Smaller class sizes allow teachers to connect with students and achieve more

By Mark Naydan

Larger classroom sizes are not only more difficult for teachers to manage but they also have been proven to make it more difficult for students to learn.

Recently, when U.S. Secretary of Education Betsy DeVos advocated for super-sizing classroom sizes, teachers like me were outraged. It’s clear Secretary DeVos has NEVER worked with students in a classroom before. Otherwise, she would not have said that.

Smaller classes allow teachers more time to teach to students so that students can learn more. That’s why Prince George’s County educators, parents, and faith leaders are joining together to reclaim our schools. Anyone who spends time with kids knows that each kid is unique. They bring unique experiences, preparation and ways of learning.

When I look across my classrooms, I see my students who are looking to me to help prepare them for college and the bigger world ahead of them. When people like Betsy DeVos and others who want to increase class sizes look at a classroom, they only see dollar signs where our children are—commodities to be squeezed through budget cuts or exploited for profit.

Research is clear 

While the evidence is plain to see in anecdotes from teachers like me, the long record of research on the benefits of class size is clear.

Smaller class sizes have been shown to help close the racial achievement gap, particularly for early elementary students, so that children can all be on an equal footing as they begin their school career.

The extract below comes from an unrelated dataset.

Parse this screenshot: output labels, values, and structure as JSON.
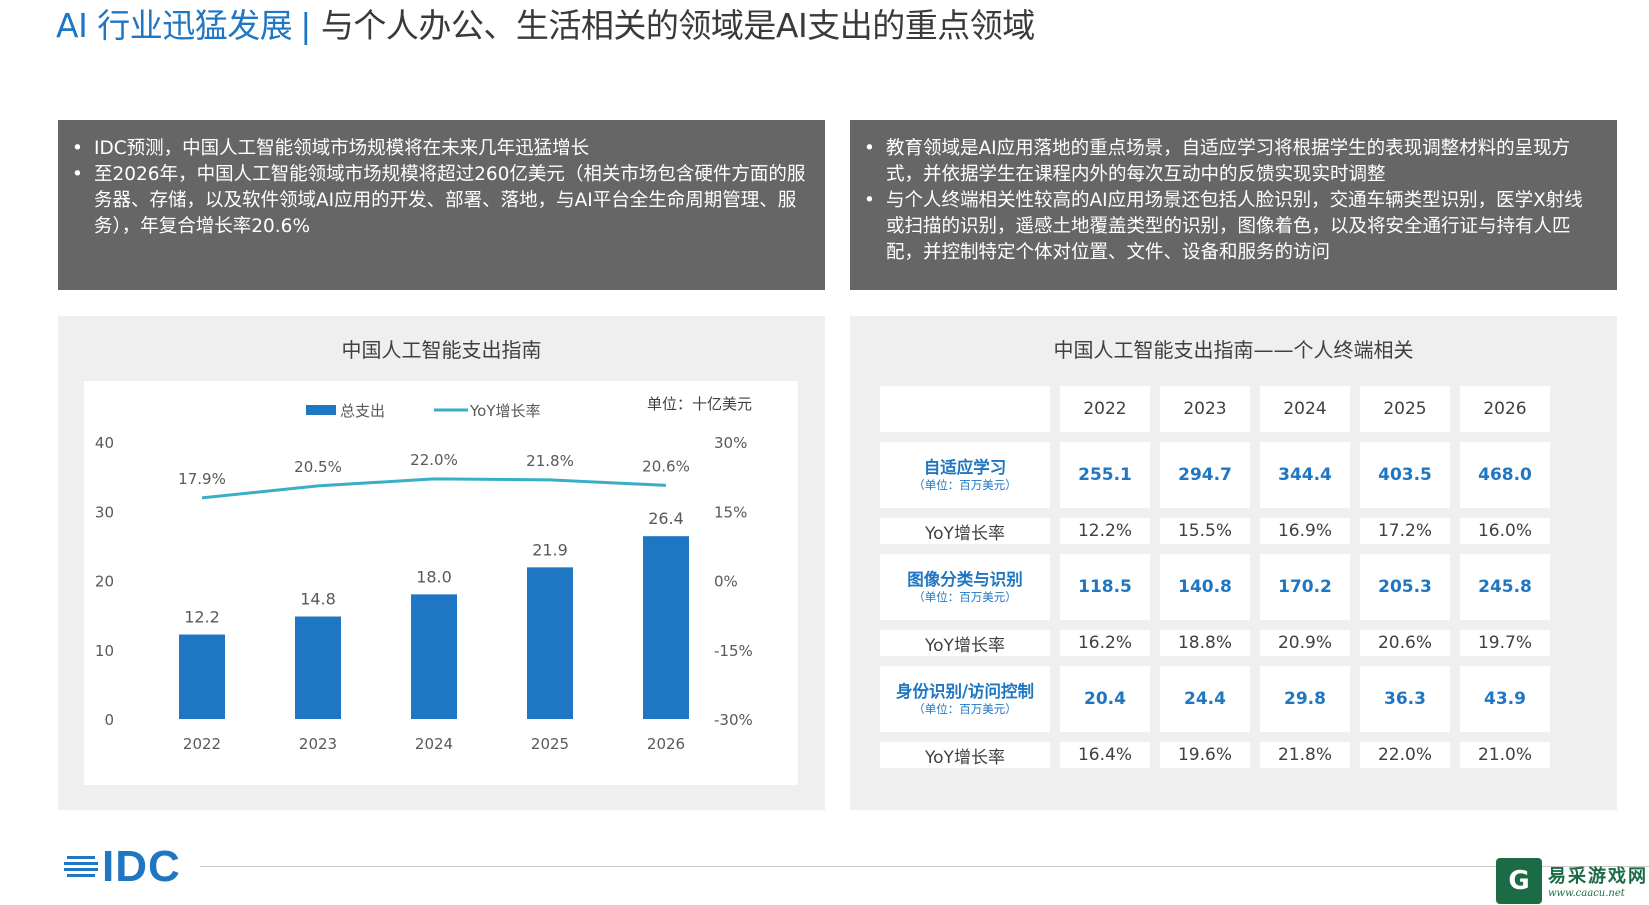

And smaller class sizes do not only benefit younger children. The impact can be felt throughout the educational system. Research shows that smaller class sizes are associated with higher high school graduation rates, higher college entrance test-taking rates, and reduced disciplinary actions taken against students, leading to fewer incarcerations.

Smaller class sizes allow more intensive instructional time and enable teachers to reach every kid and inspire them to reach new heights. Larger class sizes make such approaches to teaching impossible.

Though we spend a lot of formative time with students, teachers have only a finite amount of time to reach students each day, to capture their attention away from the latest viral video or lunchroom gossip, and to focus them on the lesson at hand. The class is over very quickly, with students bounding off to their next subject or afterschool practice. The distractions and difficulty managing a large crowd grow exponentially with class size.

It is not just our classrooms that are becoming more crowded. Jammed hallways, crowded playgrounds, congested parking lots, and ever-longer lunch lines starting mid-morning to accommodate the ever-larger student populations.

Spread so thin

Reflecting back on my own experiences as a teacher, I never felt that I overlooked a student so much as I was spread so thin at times in distributing my attention among so many of my students. But if over-sized classes increasingly become the norm, it is not hard for me to envision more kids slipping through the cracks and more teachers feeling unrewarded and leaving the profession.

But smaller class size is not primarily about my workload. The ability to be close to my students is what allows me to know what and when they are learning, and even whether there is something more serious that could be happening at home. When teachers get the instructional time to connect face-to-face with their students, they can build the critical relationships that open up a student to learning or can address other obstacles to learning that a student may be facing in life.

With smaller class sizes, I could be more attuned when another one of my students misses her assignments, or if I identify instances where a social worker or counselor is needed. I can have a greater imprint on my students’ lives.

Reducing class size alone can solve many of our challenges in our schools for our students. I urge Sec. DeVos before she speaks again about class sizes or any improvements needed in our schools, she should come and visit one of my classrooms and meet my students and me. We’re only 23 miles outside of Washington, D.C.

Mark Naydan teaches social studies at Northwestern High School in Prince George’s County.